= Kay Toliver =

Teacher

Kay Toliver

Kay Toliver is a teacher specialising in mathematics education.

==Background==

Kay Toliver was born and raised in East Harlem and the South Bronx. A product of the New York City public school system, she graduated from Harriet Beecher Stowe Junior High, Walton High School and Hunter College (AB 1967, MA 1971) with graduate work at the City College of New York in mathematics.

For more than 30 years, Kay Toliver taught mathematics and communication arts at P.S. 72/East Harlem Tech in Community School District 4. Prior to instructing seventh and eighth grade students, she taught grades one through six for 15 years.

"Becoming a teacher was the fulfillment of a childhood dream. My parents always stressed that education was the key to a better life. By becoming a teacher, I hoped to inspire African-American and Hispanic youths to realize their own dreams. I wanted to give something back to the communities I grew up in."

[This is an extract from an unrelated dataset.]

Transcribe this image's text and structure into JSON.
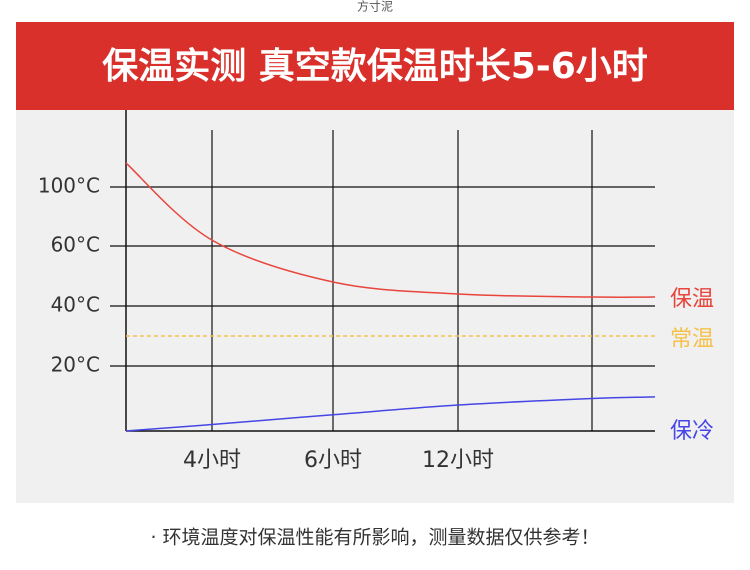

At East Harlem Tech, with the support of her principal, she established the "Challenger" program. The program, for grades 4-8, presents the basics of geometry and algebra in an integrated curriculum. This is a program for "gifted" students, but following her belief that all children can learn, she accepted students from all ability levels.

==Teaching methods==
===The Math Fair===

These events are similar to science fairs but involve students in creating and displaying projects relating to mathematics. Participants had to be able to explain thoroughly the mathematical theories and concepts behind their projects, which were placed on display at the school so that students from the lower grades could examine the older students' research. Students have created mathematic games such as "Dunking for Prime Numbers," "Fishing for Palindromes," and "Black Jack Geometry."

===The Math Trail===

Kay Toliver developed a lesson called the "Math Trail" to give students an appreciation for the community as well as an opportunity to see mathematics at work. To create a Math Trail, the class must first do some research on the history of the community. Then, they are instructed to plot a course, starting from the school building, that leads the class through the community and back to school, with stops along the way to visit several sites and create math problems about various real-life situations.

== Teaching Honors ==

- Presidential Awardee Secondary Mathematics, State and National levels
- Reliance Award for Excellence in Education, Middle School
- Outstanding Teacher for Mathematics Instruction, Disney American Teacher Awards
- Fellow of FAME (Foundation for the Advancement of Mathematics Education)
- Featured in the Peabody Award-winning PBS special, "Good Morning Miss Toliver," and the Peabody Award-winning classroom series, "The Eddie Files".
- Outstanding Educator of the Year, National Conference on Diversity in the Scientific and Technological Workforce (National Science Foundation).